Can I get Spring's <context:property-placeholder /> to tell me what classpaths it's looking in?

We have this line in our Spring applicationContext.xml:

<context:property-placeholder location="classpath*:*.properties" />

But it's not finding and substituting particular property value which we think it ought to be.

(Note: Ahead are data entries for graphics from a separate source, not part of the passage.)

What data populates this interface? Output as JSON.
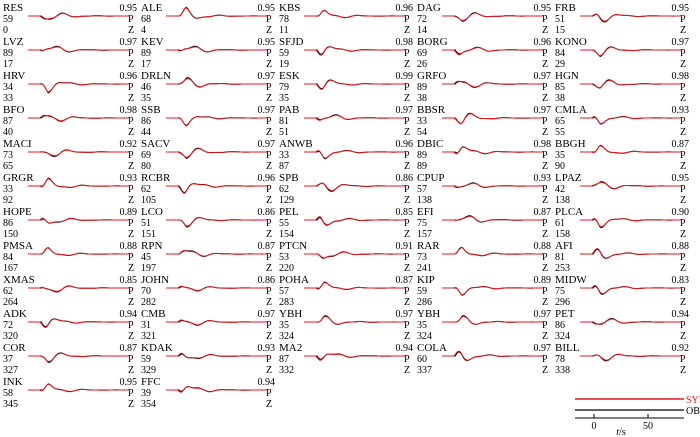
{
  "chart_data": {
    "type": "line",
    "component_labels": [
      "P",
      "Z"
    ],
    "series": [
      {
        "name": "SYN",
        "color": "#e8161b"
      },
      {
        "name": "OBS",
        "color": "#000000"
      }
    ],
    "scale_bar": {
      "ticks": [
        "0",
        "50"
      ],
      "label_var": "t",
      "label_unit": "/s"
    },
    "stations": [
      {
        "name": "RES",
        "distance": 59,
        "azimuth": 0,
        "cc": "0.95"
      },
      {
        "name": "ALE",
        "distance": 68,
        "azimuth": 4,
        "cc": "0.95"
      },
      {
        "name": "KBS",
        "distance": 78,
        "azimuth": 11,
        "cc": "0.96"
      },
      {
        "name": "DAG",
        "distance": 72,
        "azimuth": 14,
        "cc": "0.95"
      },
      {
        "name": "FRB",
        "distance": 51,
        "azimuth": 15,
        "cc": "0.95"
      },
      {
        "name": "LVZ",
        "distance": 89,
        "azimuth": 17,
        "cc": "0.97"
      },
      {
        "name": "KEV",
        "distance": 89,
        "azimuth": 17,
        "cc": "0.95"
      },
      {
        "name": "SFJD",
        "distance": 59,
        "azimuth": 19,
        "cc": "0.98"
      },
      {
        "name": "BORG",
        "distance": 69,
        "azimuth": 26,
        "cc": "0.96"
      },
      {
        "name": "KONO",
        "distance": 84,
        "azimuth": 29,
        "cc": "0.97"
      },
      {
        "name": "HRV",
        "distance": 34,
        "azimuth": 33,
        "cc": "0.96"
      },
      {
        "name": "DRLN",
        "distance": 46,
        "azimuth": 35,
        "cc": "0.97"
      },
      {
        "name": "ESK",
        "distance": 79,
        "azimuth": 35,
        "cc": "0.99"
      },
      {
        "name": "GRFO",
        "distance": 89,
        "azimuth": 38,
        "cc": "0.97"
      },
      {
        "name": "HGN",
        "distance": 85,
        "azimuth": 38,
        "cc": "0.98"
      },
      {
        "name": "BFO",
        "distance": 87,
        "azimuth": 40,
        "cc": "0.98"
      },
      {
        "name": "SSB",
        "distance": 86,
        "azimuth": 44,
        "cc": "0.97"
      },
      {
        "name": "PAB",
        "distance": 81,
        "azimuth": 51,
        "cc": "0.97"
      },
      {
        "name": "BBSR",
        "distance": 33,
        "azimuth": 54,
        "cc": "0.97"
      },
      {
        "name": "CMLA",
        "distance": 65,
        "azimuth": 55,
        "cc": "0.93"
      },
      {
        "name": "MACI",
        "distance": 73,
        "azimuth": 65,
        "cc": "0.92"
      },
      {
        "name": "SACV",
        "distance": 69,
        "azimuth": 80,
        "cc": "0.97"
      },
      {
        "name": "ANWB",
        "distance": 33,
        "azimuth": 87,
        "cc": "0.96"
      },
      {
        "name": "DBIC",
        "distance": 89,
        "azimuth": 89,
        "cc": "0.98"
      },
      {
        "name": "BBGH",
        "distance": 35,
        "azimuth": 90,
        "cc": "0.87"
      },
      {
        "name": "GRGR",
        "distance": 33,
        "azimuth": 92,
        "cc": "0.93"
      },
      {
        "name": "RCBR",
        "distance": 62,
        "azimuth": 105,
        "cc": "0.96"
      },
      {
        "name": "SPB",
        "distance": 62,
        "azimuth": 129,
        "cc": "0.86"
      },
      {
        "name": "CPUP",
        "distance": 57,
        "azimuth": 138,
        "cc": "0.93"
      },
      {
        "name": "LPAZ",
        "distance": 42,
        "azimuth": 138,
        "cc": "0.95"
      },
      {
        "name": "HOPE",
        "distance": 86,
        "azimuth": 150,
        "cc": "0.89"
      },
      {
        "name": "LCO",
        "distance": 51,
        "azimuth": 151,
        "cc": "0.86"
      },
      {
        "name": "PEL",
        "distance": 55,
        "azimuth": 154,
        "cc": "0.85"
      },
      {
        "name": "EFI",
        "distance": 75,
        "azimuth": 157,
        "cc": "0.87"
      },
      {
        "name": "PLCA",
        "distance": 61,
        "azimuth": 158,
        "cc": "0.90"
      },
      {
        "name": "PMSA",
        "distance": 84,
        "azimuth": 167,
        "cc": "0.88"
      },
      {
        "name": "RPN",
        "distance": 45,
        "azimuth": 197,
        "cc": "0.87"
      },
      {
        "name": "PTCN",
        "distance": 53,
        "azimuth": 220,
        "cc": "0.91"
      },
      {
        "name": "RAR",
        "distance": 73,
        "azimuth": 241,
        "cc": "0.88"
      },
      {
        "name": "AFI",
        "distance": 81,
        "azimuth": 253,
        "cc": "0.88"
      },
      {
        "name": "XMAS",
        "distance": 62,
        "azimuth": 264,
        "cc": "0.85"
      },
      {
        "name": "JOHN",
        "distance": 70,
        "azimuth": 282,
        "cc": "0.86"
      },
      {
        "name": "POHA",
        "distance": 57,
        "azimuth": 283,
        "cc": "0.87"
      },
      {
        "name": "KIP",
        "distance": 59,
        "azimuth": 286,
        "cc": "0.89"
      },
      {
        "name": "MIDW",
        "distance": 75,
        "azimuth": 296,
        "cc": "0.83"
      },
      {
        "name": "ADK",
        "distance": 72,
        "azimuth": 320,
        "cc": "0.94"
      },
      {
        "name": "CMB",
        "distance": 31,
        "azimuth": 321,
        "cc": "0.97"
      },
      {
        "name": "YBH",
        "distance": 35,
        "azimuth": 324,
        "cc": "0.97"
      },
      {
        "name": "YBH",
        "distance": 35,
        "azimuth": 324,
        "cc": "0.97"
      },
      {
        "name": "PET",
        "distance": 86,
        "azimuth": 324,
        "cc": "0.94"
      },
      {
        "name": "COR",
        "distance": 37,
        "azimuth": 327,
        "cc": "0.87"
      },
      {
        "name": "KDAK",
        "distance": 59,
        "azimuth": 329,
        "cc": "0.93"
      },
      {
        "name": "MA2",
        "distance": 87,
        "azimuth": 332,
        "cc": "0.94"
      },
      {
        "name": "COLA",
        "distance": 60,
        "azimuth": 337,
        "cc": "0.97"
      },
      {
        "name": "BILL",
        "distance": 78,
        "azimuth": 338,
        "cc": "0.92"
      },
      {
        "name": "INK",
        "distance": 58,
        "azimuth": 345,
        "cc": "0.95"
      },
      {
        "name": "FFC",
        "distance": 39,
        "azimuth": 354,
        "cc": "0.94"
      }
    ]
  }
}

Is there any way for us to make this particular property-placeholder tell us the paths it's looking through, the files it's looking in and the properties it's seeing?

Upvotes: 1

Views: 2605

Answers (3)

Sean Patrick Floyd
Sean Patrick Floyd

Reputation: 298898

You can subclass PropertyPlaceHolderConfigurer, something like this:

public class LoggingPlaceholderConfigurer extends PropertyPlaceholderConfigurer {

    @Override
    public void setLocations(final Resource[] locations) {
        if(logger.isDebugEnabled())
            for (final Resource resource : locations) {
                logger.debug("Using resource: " + resource);
            }
            super.setLocations(locations);
    }

    @Override
    protected Properties mergeProperties() throws IOException {
        final Properties mergedProperties = super.mergeProperties();
        if(logger.isDebugEnabled())
            for (final Entry<String, Object> propertyEntry :
                new TreeMap<String, Object>((Map) mergedProperties).entrySet()) {

                logger.debug(
                    "Key:" + propertyEntry.getKey()
                + ", value:" + propertyEntry.getValue());
            }
        return mergedProperties;
    }

}

Now wire your custom class manually (namespace won't work):

<bean class="path.to.LoggingPlaceholderConfigurer">
  <property name="locations" value="classpath*:*.properties" />
</bean>

And set your logging configuration so that log level debug is active for LoggingPlaceholderConfigurer

(This is meant to be a temporary replacement for <context:property-placeholder> for debugging purposes only)

Upvotes: 4

Bozho
Bozho

Reputation: 597106

I don't think so, but you can get the current classpath by calling System.getProperty("java.class.path")

Upvotes: 0

Erhan Bagdemir
Erhan Bagdemir

Reputation: 5327

you could attach spring framework sources into your project and using debugging, you could see which property files are found/read. I think it is a project configuration/packaging/deployment problem. try to make a copy of your property file, say my.properties and put into one of the packages and see if it is working. If it works, then you need to re-configure your classpaths.